Fact 1: Otero was allowed to speak although it was not on the agenda. Conclusion 1: the UNHRC is a pawn of the USA. Fact 2: the USA has no moral authority to pontificate on human rights. Conclusion 2: It is not about human rights but political, strategic and economic interest. Fact 3: the UNHCR is cagey about blatant and proven (not alleged) crimes against humanity perpetrated by the USA and Israel. Conclusion 3: the UNHRC has lost all credibility and has been reduced to a convenient and pliant yes-thing for US-led machinations. Fact 4: the US not only has draconian laws that violate basic human rights both within and without the country, but abuse these to quell dissent. Conclusion 4: Otero is talking through a hat. Fact 5: The USA is the only country that has used atomic energy as a weapon of war. Conclusion 5: the flurry of words about nuclear energy and Iran is sanctimonious bunkum. The list of fact and relevant conclusions would spill out of editorial space and this newspaper too, so let’s stop there.

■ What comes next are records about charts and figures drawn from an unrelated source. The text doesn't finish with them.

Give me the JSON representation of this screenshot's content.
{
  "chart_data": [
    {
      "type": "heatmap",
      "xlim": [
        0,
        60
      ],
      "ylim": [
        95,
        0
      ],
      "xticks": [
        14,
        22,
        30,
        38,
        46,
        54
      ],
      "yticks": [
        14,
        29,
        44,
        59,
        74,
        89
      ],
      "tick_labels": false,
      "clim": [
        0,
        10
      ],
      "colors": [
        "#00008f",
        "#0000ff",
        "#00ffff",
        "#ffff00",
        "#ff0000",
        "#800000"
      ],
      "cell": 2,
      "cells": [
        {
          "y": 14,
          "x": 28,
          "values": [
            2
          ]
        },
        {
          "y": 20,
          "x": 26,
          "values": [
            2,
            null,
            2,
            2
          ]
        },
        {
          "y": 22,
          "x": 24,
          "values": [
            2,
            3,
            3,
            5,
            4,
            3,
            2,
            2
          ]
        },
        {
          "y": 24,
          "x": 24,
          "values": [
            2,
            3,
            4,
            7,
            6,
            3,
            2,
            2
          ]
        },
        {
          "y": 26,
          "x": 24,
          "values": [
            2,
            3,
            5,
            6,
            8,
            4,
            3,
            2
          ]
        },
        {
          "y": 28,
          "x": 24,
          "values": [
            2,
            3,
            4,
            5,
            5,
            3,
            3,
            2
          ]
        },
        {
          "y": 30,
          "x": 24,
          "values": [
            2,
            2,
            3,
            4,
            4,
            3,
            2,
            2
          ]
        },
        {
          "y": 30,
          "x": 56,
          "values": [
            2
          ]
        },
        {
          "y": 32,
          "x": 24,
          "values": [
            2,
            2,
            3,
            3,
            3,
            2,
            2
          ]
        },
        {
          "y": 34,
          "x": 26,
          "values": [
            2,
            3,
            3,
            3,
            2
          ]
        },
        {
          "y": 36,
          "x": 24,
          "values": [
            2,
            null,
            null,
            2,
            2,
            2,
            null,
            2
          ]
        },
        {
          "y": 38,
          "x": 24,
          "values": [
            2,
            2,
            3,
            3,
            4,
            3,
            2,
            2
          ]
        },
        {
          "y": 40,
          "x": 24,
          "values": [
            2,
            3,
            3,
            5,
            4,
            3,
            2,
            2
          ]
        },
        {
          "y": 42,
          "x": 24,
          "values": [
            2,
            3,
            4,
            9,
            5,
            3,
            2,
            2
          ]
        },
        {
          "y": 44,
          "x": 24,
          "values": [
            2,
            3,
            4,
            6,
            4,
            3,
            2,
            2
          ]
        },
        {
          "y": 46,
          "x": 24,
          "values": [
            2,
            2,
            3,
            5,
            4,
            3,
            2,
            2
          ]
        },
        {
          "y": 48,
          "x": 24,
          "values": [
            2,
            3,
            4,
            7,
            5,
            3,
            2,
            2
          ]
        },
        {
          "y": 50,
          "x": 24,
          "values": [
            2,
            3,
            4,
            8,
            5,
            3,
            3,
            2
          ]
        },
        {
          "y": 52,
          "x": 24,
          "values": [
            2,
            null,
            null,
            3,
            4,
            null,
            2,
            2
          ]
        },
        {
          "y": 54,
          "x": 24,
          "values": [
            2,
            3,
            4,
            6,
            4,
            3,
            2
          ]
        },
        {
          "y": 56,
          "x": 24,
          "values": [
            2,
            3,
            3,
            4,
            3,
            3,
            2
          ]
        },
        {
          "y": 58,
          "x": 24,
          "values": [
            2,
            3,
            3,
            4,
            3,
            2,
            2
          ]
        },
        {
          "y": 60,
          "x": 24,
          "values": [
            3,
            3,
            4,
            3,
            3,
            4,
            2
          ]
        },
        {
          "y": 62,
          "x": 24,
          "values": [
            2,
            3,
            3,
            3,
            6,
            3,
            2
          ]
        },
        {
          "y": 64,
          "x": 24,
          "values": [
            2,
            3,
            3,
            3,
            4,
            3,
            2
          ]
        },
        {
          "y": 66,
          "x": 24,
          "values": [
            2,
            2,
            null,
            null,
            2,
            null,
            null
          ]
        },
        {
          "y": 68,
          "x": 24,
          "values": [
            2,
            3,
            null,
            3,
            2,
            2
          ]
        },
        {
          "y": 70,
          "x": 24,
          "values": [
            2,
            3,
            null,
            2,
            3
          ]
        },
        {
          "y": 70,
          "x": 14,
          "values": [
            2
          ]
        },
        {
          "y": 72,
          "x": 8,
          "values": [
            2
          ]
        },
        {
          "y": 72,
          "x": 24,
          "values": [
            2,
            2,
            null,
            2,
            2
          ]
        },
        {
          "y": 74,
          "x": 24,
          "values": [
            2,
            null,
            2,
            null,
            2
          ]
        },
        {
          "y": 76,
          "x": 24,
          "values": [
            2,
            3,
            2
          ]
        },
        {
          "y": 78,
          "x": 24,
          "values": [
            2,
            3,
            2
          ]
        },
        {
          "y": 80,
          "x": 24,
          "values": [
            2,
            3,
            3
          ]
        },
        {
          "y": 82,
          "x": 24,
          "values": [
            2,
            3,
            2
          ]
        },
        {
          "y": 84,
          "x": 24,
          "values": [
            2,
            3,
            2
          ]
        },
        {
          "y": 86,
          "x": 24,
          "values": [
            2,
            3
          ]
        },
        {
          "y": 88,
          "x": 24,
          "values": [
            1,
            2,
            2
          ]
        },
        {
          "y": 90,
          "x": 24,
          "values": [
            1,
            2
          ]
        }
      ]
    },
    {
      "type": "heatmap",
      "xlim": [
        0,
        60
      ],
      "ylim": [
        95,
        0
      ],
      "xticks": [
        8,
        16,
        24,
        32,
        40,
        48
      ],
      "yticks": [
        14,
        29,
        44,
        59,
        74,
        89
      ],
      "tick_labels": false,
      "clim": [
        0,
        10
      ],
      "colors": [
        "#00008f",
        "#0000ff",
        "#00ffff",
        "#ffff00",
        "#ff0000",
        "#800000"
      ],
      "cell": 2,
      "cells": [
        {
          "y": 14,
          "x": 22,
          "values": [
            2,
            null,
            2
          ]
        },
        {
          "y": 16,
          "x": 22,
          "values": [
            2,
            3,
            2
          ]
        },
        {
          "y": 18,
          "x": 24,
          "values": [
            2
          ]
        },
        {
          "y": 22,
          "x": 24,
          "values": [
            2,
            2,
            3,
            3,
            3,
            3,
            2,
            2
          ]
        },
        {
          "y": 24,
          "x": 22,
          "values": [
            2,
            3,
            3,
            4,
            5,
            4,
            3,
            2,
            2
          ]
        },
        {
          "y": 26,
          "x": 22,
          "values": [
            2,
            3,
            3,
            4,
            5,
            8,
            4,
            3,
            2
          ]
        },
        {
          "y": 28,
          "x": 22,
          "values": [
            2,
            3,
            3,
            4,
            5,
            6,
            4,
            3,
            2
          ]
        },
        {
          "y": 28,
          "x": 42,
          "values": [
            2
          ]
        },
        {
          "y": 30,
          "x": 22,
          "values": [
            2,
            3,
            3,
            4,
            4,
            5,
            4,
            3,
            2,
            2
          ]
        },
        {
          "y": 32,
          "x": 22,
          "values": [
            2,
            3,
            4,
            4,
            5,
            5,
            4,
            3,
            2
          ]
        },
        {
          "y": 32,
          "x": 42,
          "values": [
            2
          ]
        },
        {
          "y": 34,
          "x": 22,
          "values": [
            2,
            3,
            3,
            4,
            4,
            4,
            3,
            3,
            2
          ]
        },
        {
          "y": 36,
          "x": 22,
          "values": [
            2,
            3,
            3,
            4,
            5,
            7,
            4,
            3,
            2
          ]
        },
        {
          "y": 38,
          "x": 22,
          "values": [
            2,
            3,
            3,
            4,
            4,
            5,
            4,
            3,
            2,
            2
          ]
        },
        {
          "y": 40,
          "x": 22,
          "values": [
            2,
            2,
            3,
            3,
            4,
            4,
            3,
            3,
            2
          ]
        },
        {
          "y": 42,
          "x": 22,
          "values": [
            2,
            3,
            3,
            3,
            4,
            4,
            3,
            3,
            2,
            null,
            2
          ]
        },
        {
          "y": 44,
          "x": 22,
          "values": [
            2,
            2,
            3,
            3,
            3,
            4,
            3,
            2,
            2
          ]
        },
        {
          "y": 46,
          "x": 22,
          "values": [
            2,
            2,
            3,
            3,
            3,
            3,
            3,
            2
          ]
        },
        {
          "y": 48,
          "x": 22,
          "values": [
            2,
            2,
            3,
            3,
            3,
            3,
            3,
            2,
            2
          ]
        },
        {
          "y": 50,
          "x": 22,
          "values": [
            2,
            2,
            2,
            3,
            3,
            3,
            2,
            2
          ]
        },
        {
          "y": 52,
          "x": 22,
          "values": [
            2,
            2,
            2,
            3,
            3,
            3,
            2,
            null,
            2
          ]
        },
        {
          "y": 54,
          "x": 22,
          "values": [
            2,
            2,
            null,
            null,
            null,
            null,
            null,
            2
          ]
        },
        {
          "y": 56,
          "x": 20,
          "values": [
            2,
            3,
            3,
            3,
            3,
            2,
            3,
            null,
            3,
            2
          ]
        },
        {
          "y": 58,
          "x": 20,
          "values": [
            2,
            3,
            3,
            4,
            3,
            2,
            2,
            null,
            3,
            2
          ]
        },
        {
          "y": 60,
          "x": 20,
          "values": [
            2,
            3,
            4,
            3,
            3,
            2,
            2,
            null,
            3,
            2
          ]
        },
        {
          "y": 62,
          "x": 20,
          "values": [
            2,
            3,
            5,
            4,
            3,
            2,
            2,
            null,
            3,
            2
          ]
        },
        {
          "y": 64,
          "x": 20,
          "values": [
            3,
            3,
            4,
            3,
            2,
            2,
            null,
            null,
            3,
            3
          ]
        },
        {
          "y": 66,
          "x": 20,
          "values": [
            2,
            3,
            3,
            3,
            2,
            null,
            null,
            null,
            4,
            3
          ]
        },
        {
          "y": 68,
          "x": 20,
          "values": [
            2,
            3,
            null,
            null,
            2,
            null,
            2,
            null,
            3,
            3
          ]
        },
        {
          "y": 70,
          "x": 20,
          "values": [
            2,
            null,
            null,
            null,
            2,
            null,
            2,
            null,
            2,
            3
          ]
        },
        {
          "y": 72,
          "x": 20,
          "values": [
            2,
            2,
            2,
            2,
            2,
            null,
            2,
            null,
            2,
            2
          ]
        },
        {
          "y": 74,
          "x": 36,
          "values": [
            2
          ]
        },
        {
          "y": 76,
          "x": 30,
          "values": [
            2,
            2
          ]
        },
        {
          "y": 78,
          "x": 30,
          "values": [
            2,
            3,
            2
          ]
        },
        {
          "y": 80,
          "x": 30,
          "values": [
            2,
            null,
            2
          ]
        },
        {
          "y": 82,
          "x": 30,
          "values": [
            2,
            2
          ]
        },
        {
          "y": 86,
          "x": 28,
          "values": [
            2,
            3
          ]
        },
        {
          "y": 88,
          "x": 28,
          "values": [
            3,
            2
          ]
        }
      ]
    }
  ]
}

If, however, the USA is sincere about accountability, then they can give Sri Lanka some tips about how to handle such issues, by way of short-term technical assistance. Otero’s word-jabs, like those of Clinton, Robert O Blake and Patricia Butenis are not constructive when it comes to repairing frayed US-SL ties. It’s a fight they started and as Sun Tzu famously put it, ‘if you start a fight, you have already lost the war’.
Reconciliation and accountability are finally ‘our babies’. We’ve come far on the former and we’ve always been lax on the latter, not just on things pertaining to the execution of the world’s greatest hostage rescue operation but on all issues pertaining to governance. Since we are talking of what’s happening in Geneva, it is incumbent on the Government to take concrete steps to implement the LLRC recommendations, especially those articles that refer to unacceptable acts during the period under review.
The USA’s military ‘policy’ includes torture and all kinds of crimes against humanity (especially for those who are not white and those who are of the Islamic faith), but Washington sets the (flawed) judicial process in motion when the evidence cannot be refuted. Some poor end-point soldier gets court marshaled. We can do better, especially since it is clear that the policy was (as admitted by Butenis) to minimize civilian casualties. Where there is evidence of wrong-doing, the culprits must be apprehended and tried. If it could be done to Sarath Fonseka, the then Army Commander, then no one, however high-ranked he may be should be protected.
This is post-war and moving on must include getting our house in order. On all counts. US-SL relations may have slipped away and the jury is out on whether we should celebrate or lament. This is a time, however, that this country cannot afford to let slip away.